Most of the Parsippany office’s functions will be consolidated into its two other Northeast operations centers, in upstate Ballston Spa, NY and Concordville, PA. Some of the Parsippany employees will be offered jobs in those locations, the company said
The Christie administration was “proactive” in trying to persuade State Farm to keep the jobs in New Jersey, but the insurer’s decision was final, company spokesman Doug Nadeau said. Employees were notified July 24, he said. A bodily injury claims office and a sales training office will remain in Parsippany, but it is unclear how many will be employed there. The Parsippany center currently employs about 700.

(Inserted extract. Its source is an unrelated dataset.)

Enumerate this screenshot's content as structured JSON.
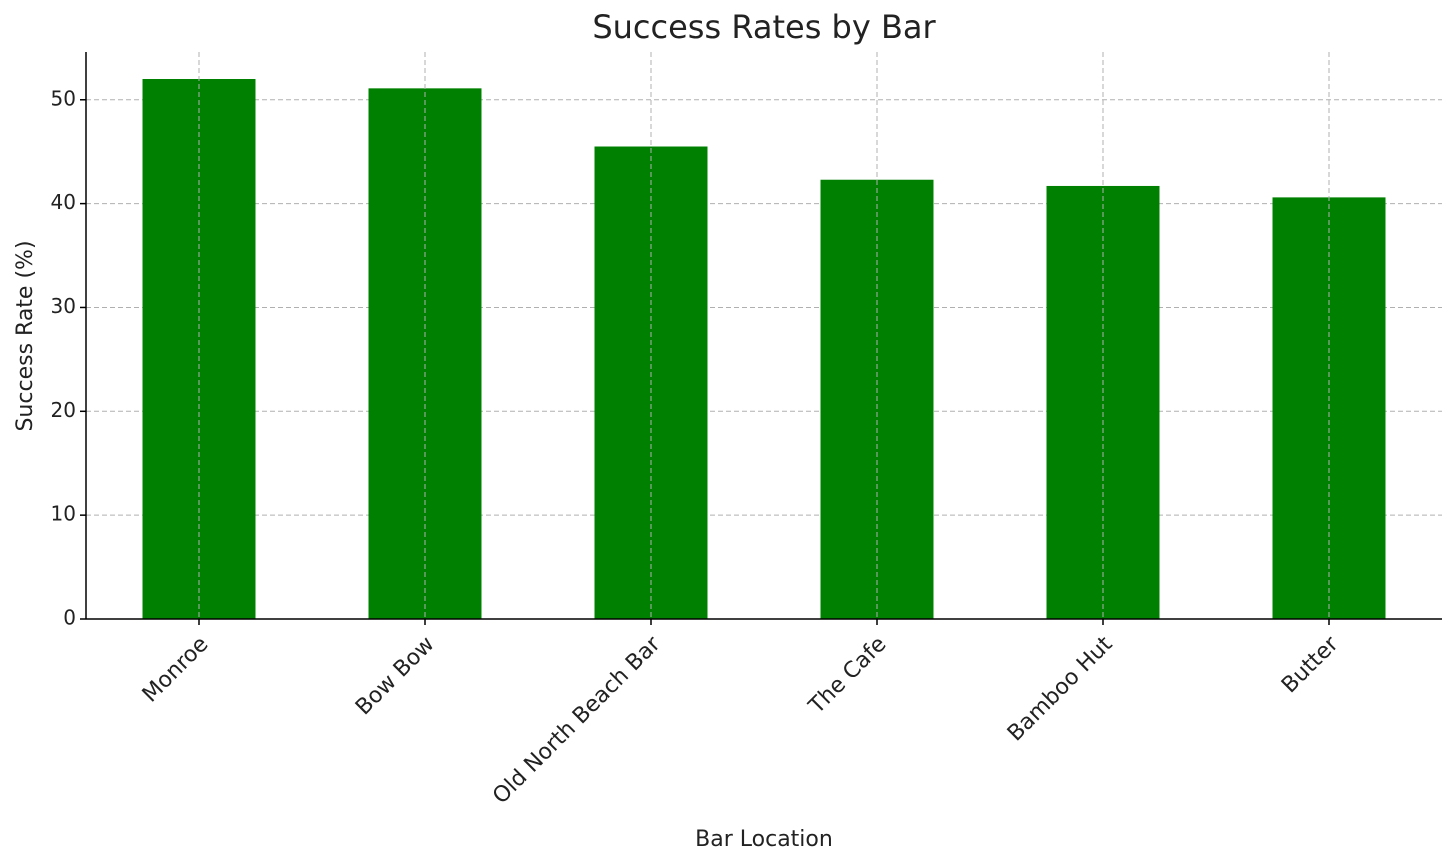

“State Farm hopes to retain the largest amount of employees possible,” Nadeau said. Employees who do not want to relocate will be offered severance packages, he said.
A satellite office in Farmingdale, NJ, that employs a dozen people also is slated for closing and a claims office in Melville, NY will be consolidated into one in Lakeville, NY. The changes, expected to be completed by September 2013, are to “better serve customers and achieve business goals through increased efficiency, reduced expenses and establishment of more consistent operations,” Nadeau said.
State Farm, which has more than one million policies in force in New Jersey, last year had a leading share of the state’s home insurance market by premiums, and ranked fourth in automobile premiums, according to the state Department of Banking and Insurance. The insurer, which said in May it was closing two dozen field offices in Illinois, Indiana and Michigan, expects to continue to distribute policies and serve customers in New Jersey through more than 200 independent contractor sales agencies.
State Farm had threatened about a decade ago to exit the auto insurance business in New Jersey, complaining that strict regulation made it too hard to make a profit. But it later backed away from that stance, and the regulations were relaxed in 2003 by former Governor McGreevey.
The coming move will be “seamless” to customers, he said. “We have every intention of continuing to do a vigorous business in New Jersey and growing our market share. Nothing negative about New Jersey, the New Jersey insurance market, or the New Jersey economy that should be inferred from the decision.”